Only one other case report exists of SCC associated with voriconazole in a patient with HIV. A 49-year-old man diagnosed with HIV in 1994 received voriconazole intermittently over a period of 3 years before developing multifocal SCC in 2007. ¹⁰

HIV is a known risk factor for the development of NMSC. SCC risk in HIV is associated with more severe immunosuppression, with those with lower CD4 nadirs having a greater risk of SCC. ¹¹ Our patient had a CD4 nadir of 80 cells/mm3, and despite many years of ART, his CD4 count remained at only just over 200. Furthermore, HPV is known to be associated with SCC, with an increase in prevalence found in tumours from immunocompromised patients compared with immunocompetent patients. ¹² The impact of HPV vaccination is unknown. Tumours from our patient revealed evidence of HPV. It is likely that in combination with the phototoxic and carcinogenic effects of voriconazole, chronic immunosuppression and HPV infection resulted in the dramatic, multifocal SCC development.

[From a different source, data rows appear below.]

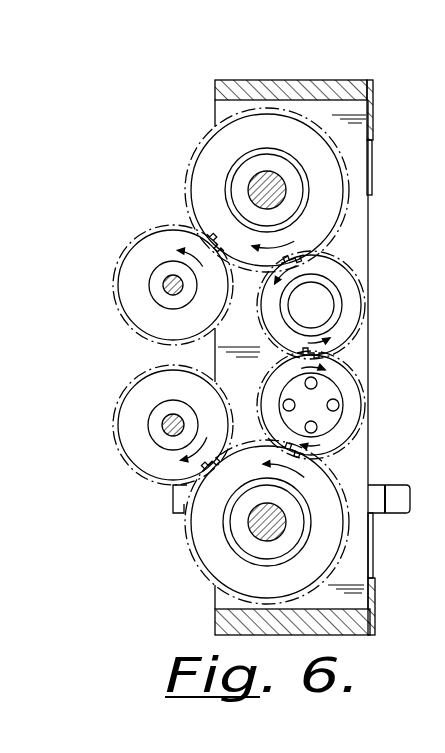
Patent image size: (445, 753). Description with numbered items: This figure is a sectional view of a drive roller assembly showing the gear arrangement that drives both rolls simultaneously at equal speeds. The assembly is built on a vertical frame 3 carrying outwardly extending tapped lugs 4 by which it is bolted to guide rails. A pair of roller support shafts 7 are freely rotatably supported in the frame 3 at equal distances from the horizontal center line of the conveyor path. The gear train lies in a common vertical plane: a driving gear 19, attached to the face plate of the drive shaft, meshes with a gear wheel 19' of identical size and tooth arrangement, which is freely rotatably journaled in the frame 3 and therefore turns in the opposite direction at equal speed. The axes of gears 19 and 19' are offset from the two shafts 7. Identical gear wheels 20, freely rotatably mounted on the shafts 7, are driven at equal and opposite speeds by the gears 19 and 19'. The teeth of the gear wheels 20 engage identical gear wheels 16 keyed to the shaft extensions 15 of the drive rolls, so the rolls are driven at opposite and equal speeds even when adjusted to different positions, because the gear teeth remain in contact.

The vertical frame 3 is at (264, 84).
The tapped lugs 4 is at (183, 493).
The roller support shafts 7 is at (258, 188).
The shaft extensions 15 is at (169, 281).
The gear wheels 16 is at (132, 292).
The driving gear 19 is at (333, 405).
The gear wheel 19' is at (335, 305).
The gear wheels 20 is at (323, 170).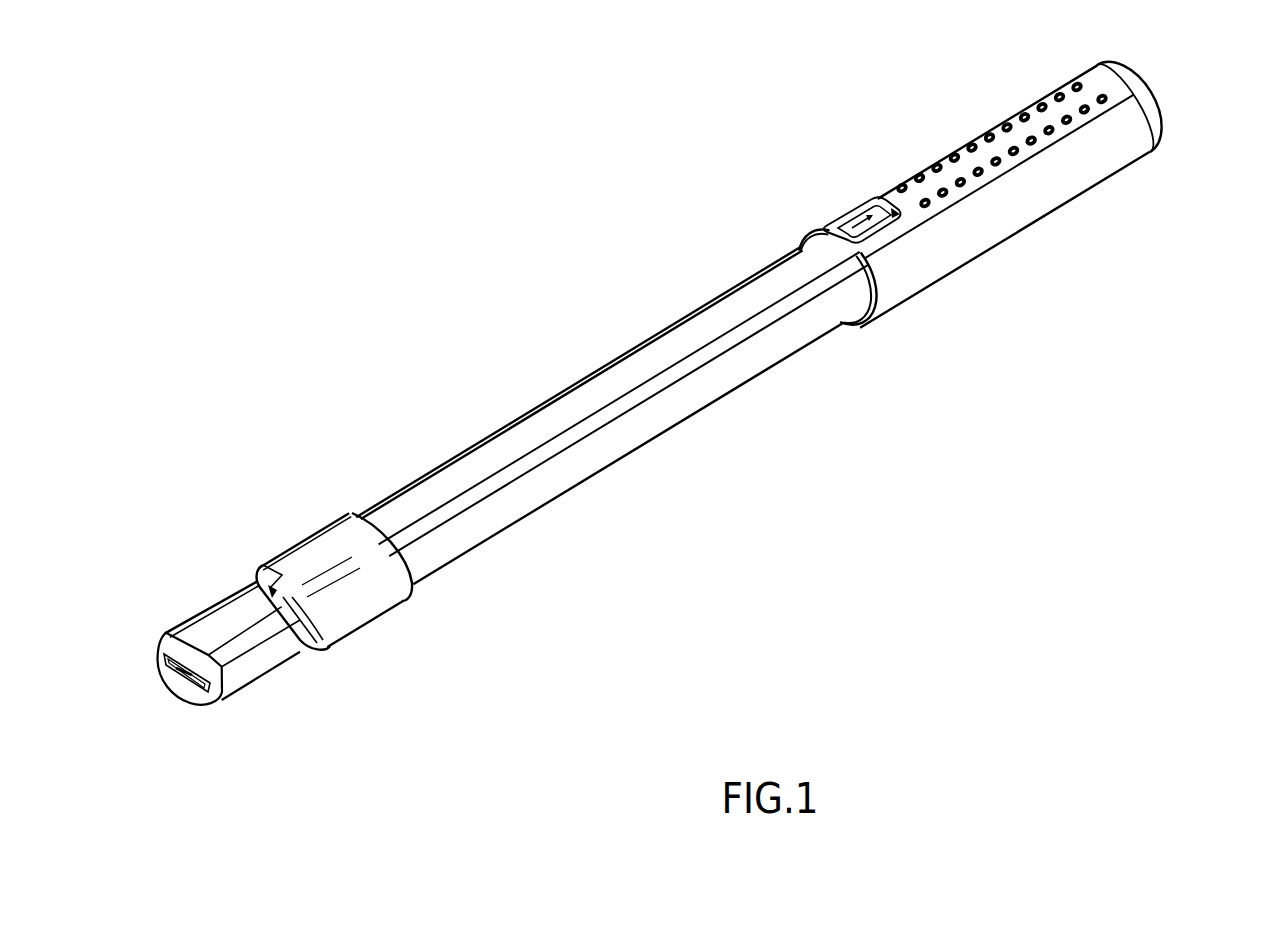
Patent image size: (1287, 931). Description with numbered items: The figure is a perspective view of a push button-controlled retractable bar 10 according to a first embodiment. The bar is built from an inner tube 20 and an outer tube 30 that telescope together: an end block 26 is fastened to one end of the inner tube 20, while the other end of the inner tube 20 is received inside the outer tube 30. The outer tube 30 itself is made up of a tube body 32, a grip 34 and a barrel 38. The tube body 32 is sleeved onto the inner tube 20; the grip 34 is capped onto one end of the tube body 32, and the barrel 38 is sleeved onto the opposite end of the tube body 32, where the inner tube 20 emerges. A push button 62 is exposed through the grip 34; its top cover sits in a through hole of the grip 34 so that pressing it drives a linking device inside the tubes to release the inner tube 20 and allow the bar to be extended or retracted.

The push button-controlled retractable bar 10 is at (391, 247).
The inner tube 20 is at (207, 723).
The end block 26 is at (223, 617).
The outer tube 30 is at (1184, 136).
The tube body 32 is at (602, 445).
The grip 34 is at (1013, 213).
The barrel 38 is at (363, 607).
The push button 62 is at (838, 200).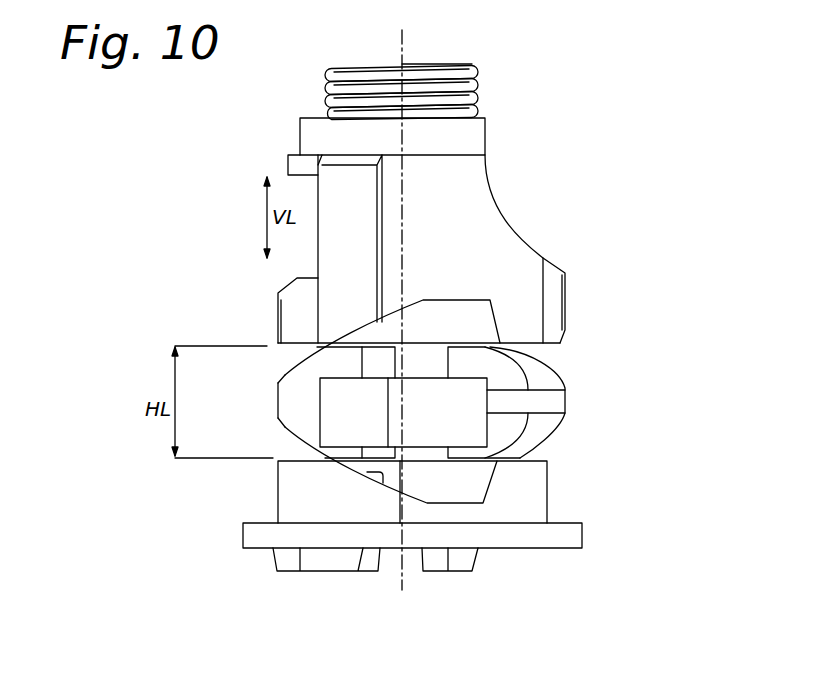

A particular challenge of this case was the long-term nature of the increased risk of SCC development. Our patient developed multifocal SCCs several years after stopping voriconazole. This highlights the need for long-term follow up of these patients. Ultimately, it would be sensible to consider alternative antifungals for long-term use in HIV patients, such as itraconazole or posaconazole.